Some have more than one.
The state presently has 217 agents with a goal of 230. The vast majority are agricultural agents, Jones said.
There are also 4-H agents and Family and Consumer Science agents.
While the number of agents is up, Jones stressed that the agency needs both agents in the field and researchers who find the answers to questions posed to agents by the farmers and other folks the agency serves.
The agricultural community’s willingness to go to bat for Extension when it came under the state legislature’s budget axe a couple of years ago appears to be a major factor in the agency having the funds to rebuild its agent numbers from a low of 179 in 2010.
As word got out of the proposed cuts, members of the state’s largest industry, agriculture, rallied their efforts to keep the money in the budget or see that it was restored.
Funding for Extension is made up of two-thirds from the state and one third from localities.
In reality, however, this is not the way it always works.
He said there is a variety of ways the agency is now getting its money. Some localities provide 100 percent funding.
Others get a 50-percent local- and 50-percent state-funding commitment and several in between, Jones said.
“We try to work with every county or city to work something out,” Jones said.
He said some localities kept Extension in their budgets even when they did not actually have an agent, a big help in re-staffing the agency.
After the General Assembly cut the Extension budget in 2010, it came back the next year and restored $1.5 million, Jones said.
This year, it designated another $500,000 for the agency.
“The agricultural industry has been very supportative,” Jones said.
He noted that the members of the industry have gone to the legislature and their local governments to explain the importance of VCE to the people of the state.
Jones said he is willing to go to any group that wants to learn more about Extension and talk about it.
Jones said the importance of Extension in people’s lives was vividly exemplified in a message he got from a woman who had participated in a Family and Consumer Science program.
She wrote that without the help of Extension her family would have lost its home.
“We’ve been through some tough times,” Jones said. “We have to do a better job communicating about the job we are doing. We’ve taken for granted that people knew what we do.”
Jones noted that there is a currently a big emphasis on economic development in the state.
“Extension is about economic development,” he stressed. “Extension’s about keeping our farmers in business, working with the rural communities and families to be solvent.”
Jones discussed the dual roles of people in Extension, the agents and the researchers.
During the 2010 debate in the General Assembly when the legislature was trying to find ways to cut Extension’s budget, some proposed cutting funds for research and using that money to put Extension agents in the field.
“One thing that is really important for the future of agriculture is the close connection between Extension and research,” he stated. “Both pieces are vital.
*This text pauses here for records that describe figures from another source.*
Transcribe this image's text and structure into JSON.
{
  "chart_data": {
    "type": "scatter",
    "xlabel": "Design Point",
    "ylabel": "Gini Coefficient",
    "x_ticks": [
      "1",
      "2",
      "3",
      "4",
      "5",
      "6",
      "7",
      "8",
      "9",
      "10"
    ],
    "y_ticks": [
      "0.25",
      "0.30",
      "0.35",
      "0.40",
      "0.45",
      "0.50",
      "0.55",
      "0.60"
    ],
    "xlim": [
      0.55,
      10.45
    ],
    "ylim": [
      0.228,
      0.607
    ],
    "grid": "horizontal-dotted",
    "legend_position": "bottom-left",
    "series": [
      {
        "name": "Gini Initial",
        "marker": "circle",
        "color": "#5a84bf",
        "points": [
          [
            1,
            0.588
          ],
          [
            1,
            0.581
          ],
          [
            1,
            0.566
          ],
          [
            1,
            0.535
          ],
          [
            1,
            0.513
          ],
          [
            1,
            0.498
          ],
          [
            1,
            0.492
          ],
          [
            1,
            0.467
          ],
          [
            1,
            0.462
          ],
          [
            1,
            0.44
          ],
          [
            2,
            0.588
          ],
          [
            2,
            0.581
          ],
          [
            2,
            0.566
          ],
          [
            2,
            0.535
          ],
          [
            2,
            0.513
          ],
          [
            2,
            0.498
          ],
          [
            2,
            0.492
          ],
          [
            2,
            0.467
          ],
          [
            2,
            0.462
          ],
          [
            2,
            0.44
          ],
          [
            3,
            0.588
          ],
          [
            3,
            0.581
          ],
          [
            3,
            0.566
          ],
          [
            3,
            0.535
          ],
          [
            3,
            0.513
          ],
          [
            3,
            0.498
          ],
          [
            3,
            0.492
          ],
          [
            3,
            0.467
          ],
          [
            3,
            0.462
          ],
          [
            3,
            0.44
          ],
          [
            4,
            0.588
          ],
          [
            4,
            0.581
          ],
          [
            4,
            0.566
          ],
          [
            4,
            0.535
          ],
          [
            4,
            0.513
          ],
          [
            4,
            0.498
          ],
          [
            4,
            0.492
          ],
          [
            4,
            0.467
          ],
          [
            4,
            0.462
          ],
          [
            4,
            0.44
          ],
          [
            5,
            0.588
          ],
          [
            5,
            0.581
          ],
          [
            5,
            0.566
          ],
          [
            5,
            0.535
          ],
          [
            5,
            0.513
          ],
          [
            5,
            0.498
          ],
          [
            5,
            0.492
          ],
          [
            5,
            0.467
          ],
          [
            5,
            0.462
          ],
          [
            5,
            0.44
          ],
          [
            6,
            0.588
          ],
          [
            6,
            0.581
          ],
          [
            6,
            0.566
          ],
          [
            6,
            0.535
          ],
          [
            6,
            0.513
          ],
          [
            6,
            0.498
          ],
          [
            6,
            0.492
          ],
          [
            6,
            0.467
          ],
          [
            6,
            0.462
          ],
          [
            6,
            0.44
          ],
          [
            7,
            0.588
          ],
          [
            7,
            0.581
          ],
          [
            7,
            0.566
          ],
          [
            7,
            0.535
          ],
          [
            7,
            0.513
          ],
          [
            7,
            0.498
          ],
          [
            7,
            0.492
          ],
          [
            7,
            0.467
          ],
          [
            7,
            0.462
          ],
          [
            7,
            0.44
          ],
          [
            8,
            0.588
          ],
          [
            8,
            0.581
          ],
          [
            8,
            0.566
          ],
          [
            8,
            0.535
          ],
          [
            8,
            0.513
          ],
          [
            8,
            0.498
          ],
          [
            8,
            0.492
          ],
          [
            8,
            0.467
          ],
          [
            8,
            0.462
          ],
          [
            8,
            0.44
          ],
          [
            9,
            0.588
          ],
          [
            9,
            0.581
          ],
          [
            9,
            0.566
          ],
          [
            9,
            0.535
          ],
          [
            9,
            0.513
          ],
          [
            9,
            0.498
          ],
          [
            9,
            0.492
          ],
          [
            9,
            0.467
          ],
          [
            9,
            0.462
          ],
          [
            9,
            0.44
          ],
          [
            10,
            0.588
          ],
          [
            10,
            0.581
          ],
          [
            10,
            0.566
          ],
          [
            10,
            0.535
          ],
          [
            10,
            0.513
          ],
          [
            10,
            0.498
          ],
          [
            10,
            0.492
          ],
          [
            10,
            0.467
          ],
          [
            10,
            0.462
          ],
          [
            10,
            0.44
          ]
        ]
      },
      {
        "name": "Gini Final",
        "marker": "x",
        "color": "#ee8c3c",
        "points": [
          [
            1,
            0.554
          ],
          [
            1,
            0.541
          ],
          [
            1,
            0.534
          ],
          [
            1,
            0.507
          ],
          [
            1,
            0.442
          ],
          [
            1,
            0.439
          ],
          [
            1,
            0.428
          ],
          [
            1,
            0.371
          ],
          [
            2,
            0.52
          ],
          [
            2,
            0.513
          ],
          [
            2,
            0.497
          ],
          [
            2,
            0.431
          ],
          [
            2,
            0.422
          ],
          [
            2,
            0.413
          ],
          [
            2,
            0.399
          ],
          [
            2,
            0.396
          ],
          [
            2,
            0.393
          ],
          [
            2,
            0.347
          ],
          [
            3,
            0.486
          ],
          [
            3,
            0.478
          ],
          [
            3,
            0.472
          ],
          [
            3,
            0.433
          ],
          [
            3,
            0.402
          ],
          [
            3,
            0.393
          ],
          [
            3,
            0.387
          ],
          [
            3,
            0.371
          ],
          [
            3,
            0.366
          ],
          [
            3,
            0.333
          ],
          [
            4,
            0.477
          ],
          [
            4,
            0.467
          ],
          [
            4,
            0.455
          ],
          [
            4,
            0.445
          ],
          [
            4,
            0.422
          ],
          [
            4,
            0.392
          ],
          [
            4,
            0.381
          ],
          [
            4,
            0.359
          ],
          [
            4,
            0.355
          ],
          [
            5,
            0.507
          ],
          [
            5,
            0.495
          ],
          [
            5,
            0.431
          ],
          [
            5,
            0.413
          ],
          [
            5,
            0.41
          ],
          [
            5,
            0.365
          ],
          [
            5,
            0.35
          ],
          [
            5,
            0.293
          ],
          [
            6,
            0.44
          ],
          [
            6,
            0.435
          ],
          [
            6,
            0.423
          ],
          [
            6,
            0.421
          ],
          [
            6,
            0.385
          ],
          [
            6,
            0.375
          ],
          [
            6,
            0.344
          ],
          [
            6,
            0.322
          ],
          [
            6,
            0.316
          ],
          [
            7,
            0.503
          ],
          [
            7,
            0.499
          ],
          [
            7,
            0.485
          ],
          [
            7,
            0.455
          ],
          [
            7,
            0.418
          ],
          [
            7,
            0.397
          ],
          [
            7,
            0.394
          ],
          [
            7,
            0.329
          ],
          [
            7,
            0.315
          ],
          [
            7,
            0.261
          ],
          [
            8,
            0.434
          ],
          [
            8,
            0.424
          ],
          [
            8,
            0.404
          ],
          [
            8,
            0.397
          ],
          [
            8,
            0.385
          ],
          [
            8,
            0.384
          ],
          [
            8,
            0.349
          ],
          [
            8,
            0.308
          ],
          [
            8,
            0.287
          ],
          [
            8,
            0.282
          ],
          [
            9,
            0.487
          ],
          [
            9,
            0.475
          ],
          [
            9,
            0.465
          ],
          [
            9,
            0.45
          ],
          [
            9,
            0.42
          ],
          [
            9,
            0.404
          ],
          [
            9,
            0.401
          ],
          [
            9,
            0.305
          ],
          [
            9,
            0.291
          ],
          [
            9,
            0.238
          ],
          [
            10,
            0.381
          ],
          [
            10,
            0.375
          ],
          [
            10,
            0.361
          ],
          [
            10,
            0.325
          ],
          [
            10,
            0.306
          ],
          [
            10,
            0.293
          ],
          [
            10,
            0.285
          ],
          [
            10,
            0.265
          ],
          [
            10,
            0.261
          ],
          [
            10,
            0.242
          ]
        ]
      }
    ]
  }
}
Research is finding the answers.”
One factor that has made filling the positions rewarding for Jones, he said, is the number and quality of applicants for the jobs.
He said that there were 90 applicants for one of the jobs posted.
Jones noted that this year is the 150th anniversary of the passage of the Morrill Act that created land grant universities including Virginia Tech across the nation.
In 2014, Cooperative Extension will celebrate the 100th anniversary of the Smith-Lever Act that created the nationwide service.
“Extension is needed as much, if not more, now as it was 100 years ago,” he declared. “Extension has a major role helping people address those issues.”